Hunter explained that “fine-tuning” would occur on the engineering side to drive down costs. Operational expenses also will be cut, he added. The staffing levels at the company will be determined by whatever is needed to meet company objectives, he explained.

“I am not going to come up with the answers,” Hunter said. “The market will do that.”

The microwave division that Hunter headed prior to his elevation to CEO was suffering from high prices and low profit margins when he arrived at Norsat in January this year. To address slowing sales growth of the unit’s products, Hunter reduced the division’s cost structure to improve margins.

“Overall, it is a fairly flat market,” Hunter said about the microwave products business.
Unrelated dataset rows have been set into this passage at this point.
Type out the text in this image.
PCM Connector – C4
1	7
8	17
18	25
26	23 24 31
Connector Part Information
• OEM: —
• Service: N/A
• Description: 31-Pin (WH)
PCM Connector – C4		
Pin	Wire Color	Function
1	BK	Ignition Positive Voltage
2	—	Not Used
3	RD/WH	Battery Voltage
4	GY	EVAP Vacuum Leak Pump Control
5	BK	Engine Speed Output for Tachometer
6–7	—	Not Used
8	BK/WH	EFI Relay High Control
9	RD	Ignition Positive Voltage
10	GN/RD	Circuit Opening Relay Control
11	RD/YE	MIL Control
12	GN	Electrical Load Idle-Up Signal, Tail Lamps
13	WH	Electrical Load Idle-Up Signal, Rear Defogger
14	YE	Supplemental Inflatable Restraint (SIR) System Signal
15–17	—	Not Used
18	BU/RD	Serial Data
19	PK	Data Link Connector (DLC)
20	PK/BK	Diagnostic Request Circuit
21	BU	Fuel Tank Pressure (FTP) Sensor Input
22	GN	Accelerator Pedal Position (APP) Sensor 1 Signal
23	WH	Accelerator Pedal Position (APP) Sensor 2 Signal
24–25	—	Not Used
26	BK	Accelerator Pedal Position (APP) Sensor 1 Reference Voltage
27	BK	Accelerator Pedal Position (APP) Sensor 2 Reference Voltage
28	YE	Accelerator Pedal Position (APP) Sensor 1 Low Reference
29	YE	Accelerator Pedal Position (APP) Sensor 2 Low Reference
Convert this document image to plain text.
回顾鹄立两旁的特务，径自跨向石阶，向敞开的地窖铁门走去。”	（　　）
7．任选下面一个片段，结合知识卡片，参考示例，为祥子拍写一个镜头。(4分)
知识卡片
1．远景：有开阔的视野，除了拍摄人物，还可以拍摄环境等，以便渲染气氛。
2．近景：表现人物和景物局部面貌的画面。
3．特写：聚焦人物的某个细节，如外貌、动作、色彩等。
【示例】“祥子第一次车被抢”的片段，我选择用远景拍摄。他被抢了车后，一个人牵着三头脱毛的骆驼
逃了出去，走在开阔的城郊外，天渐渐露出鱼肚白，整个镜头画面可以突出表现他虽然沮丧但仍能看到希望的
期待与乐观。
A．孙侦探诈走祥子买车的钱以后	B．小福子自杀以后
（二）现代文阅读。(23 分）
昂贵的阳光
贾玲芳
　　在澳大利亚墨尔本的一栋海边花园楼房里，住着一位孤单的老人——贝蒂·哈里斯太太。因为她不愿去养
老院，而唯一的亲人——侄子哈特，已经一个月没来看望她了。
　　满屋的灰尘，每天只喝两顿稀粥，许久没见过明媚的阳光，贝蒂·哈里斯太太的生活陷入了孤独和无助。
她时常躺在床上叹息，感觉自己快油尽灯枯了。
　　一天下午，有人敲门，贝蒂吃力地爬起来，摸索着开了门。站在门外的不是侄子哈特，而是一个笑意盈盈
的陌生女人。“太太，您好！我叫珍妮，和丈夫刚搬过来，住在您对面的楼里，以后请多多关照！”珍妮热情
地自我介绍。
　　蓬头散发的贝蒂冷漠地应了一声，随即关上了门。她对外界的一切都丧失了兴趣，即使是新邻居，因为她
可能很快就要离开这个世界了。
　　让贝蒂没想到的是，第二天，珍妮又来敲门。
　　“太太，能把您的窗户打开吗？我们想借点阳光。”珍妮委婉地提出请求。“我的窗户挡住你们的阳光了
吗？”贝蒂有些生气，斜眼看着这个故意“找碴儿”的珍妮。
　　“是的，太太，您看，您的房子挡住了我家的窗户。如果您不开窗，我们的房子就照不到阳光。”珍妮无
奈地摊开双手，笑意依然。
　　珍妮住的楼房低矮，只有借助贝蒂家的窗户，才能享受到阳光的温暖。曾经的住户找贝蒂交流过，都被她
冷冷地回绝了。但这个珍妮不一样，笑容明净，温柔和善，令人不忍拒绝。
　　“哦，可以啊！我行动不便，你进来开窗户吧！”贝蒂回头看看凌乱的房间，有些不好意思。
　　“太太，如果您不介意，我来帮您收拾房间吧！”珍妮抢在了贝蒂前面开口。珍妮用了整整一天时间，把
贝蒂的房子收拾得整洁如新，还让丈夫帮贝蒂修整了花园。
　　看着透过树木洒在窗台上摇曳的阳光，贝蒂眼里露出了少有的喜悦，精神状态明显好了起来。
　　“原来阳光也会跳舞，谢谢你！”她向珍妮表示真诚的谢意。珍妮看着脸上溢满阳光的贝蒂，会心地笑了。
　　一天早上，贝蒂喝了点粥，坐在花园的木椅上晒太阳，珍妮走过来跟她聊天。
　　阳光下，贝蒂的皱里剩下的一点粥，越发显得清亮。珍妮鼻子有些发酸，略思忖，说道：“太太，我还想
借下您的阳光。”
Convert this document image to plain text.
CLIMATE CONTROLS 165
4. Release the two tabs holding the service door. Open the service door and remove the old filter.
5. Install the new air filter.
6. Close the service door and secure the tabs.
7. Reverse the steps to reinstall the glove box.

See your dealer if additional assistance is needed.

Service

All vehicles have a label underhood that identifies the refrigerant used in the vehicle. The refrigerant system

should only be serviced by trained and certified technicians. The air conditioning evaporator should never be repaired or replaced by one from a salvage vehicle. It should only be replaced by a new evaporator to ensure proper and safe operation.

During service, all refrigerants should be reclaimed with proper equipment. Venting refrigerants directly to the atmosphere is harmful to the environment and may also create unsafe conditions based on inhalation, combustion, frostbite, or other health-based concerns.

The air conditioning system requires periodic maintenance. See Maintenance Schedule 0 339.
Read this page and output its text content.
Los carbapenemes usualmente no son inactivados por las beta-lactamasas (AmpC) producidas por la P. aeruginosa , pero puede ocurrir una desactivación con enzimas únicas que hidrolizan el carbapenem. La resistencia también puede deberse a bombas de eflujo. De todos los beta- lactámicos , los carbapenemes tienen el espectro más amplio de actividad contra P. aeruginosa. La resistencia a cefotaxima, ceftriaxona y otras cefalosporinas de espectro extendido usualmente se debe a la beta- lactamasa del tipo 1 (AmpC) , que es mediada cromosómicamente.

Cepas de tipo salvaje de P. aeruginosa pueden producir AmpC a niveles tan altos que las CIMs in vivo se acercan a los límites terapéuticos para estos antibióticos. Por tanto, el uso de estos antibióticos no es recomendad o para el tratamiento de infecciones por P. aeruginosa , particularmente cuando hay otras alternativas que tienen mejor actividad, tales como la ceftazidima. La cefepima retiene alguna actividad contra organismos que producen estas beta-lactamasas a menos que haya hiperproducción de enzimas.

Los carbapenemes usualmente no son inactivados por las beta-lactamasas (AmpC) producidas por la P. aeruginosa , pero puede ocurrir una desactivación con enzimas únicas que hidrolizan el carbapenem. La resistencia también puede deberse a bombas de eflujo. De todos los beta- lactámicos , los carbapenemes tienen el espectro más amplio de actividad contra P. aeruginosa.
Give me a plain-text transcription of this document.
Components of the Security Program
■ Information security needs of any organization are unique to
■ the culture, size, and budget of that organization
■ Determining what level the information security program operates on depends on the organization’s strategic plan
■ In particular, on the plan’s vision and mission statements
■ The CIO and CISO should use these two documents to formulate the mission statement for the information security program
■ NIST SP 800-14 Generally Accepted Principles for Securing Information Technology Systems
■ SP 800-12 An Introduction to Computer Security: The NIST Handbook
The two keys to improving the division’s performance are driving down costs and recapturing market share, he explained. “It has really been our bread and butter business over the years,” he said. “It has given us steady cash flow and has been funding our business.”

Hunter explained that a new video-based OmniLink product called NewsLink has been launched to allow broadcasters, such as CBS and Fox, to use portable and easily assembled equipment that can provide “live” coverage from war zones and remote regions of the world.

The equipment can be packed in suitcases, checked with an airline and assembled for use within 10 to 15 minutes, Hunter said.

“This equipment is an upgrade from the video phones that provide choppy images,” Hunter said.

The second OmniLink product that Norsat is introducing is called SecureLink. The IP-based product netted its first sale last month and offers good potential for use by the government agencies and emergency responders, Hunter said.

Military Might

In the military market, troops could use SecureLink for secure communications when they deploy on a mission. The communications link offers the encryption capability needed for security reasons.

“I see the military being a huge market,” Hunter said. Other applications include disaster recovery during forest fires, earthquakes and floods. “It offers a built-in power supply that would be ideal for blackouts, such as the one that just occurred in the Northeast,” he said.

The potential market demand for SecureLink is high, said Hunter. He cited the growing need for portable data terminals in the IP market. Mobile data will spur “tremendous demand. It is up to us to develop the right product package to meet the various demands of the market,” Hunter said.

“One of the best ways for Norsat to grow its market share is to make its current products more feature-rich — and to start going after the higher-end market with new products,” said Steve Symonds, a Wilton, Conn.-based satellite consultant. “OmniLink is a good step in that direction, and reflects a determined strategy to move away from manufacturing and selling at the component level to developing integrated solution-type products for sale to end-users. This will be essential for them to successfully penetrate the military market, as well as growing sales on the commercial side.”

However, competition is stiff and Norsat is entering new markets belatedly, so the company will need “high-powered marketing” to attract interest in its new products, Symonds said. The company also should pursue “smart acquisitions” to add key components to boost profit margins for their solution-oriented products, he added.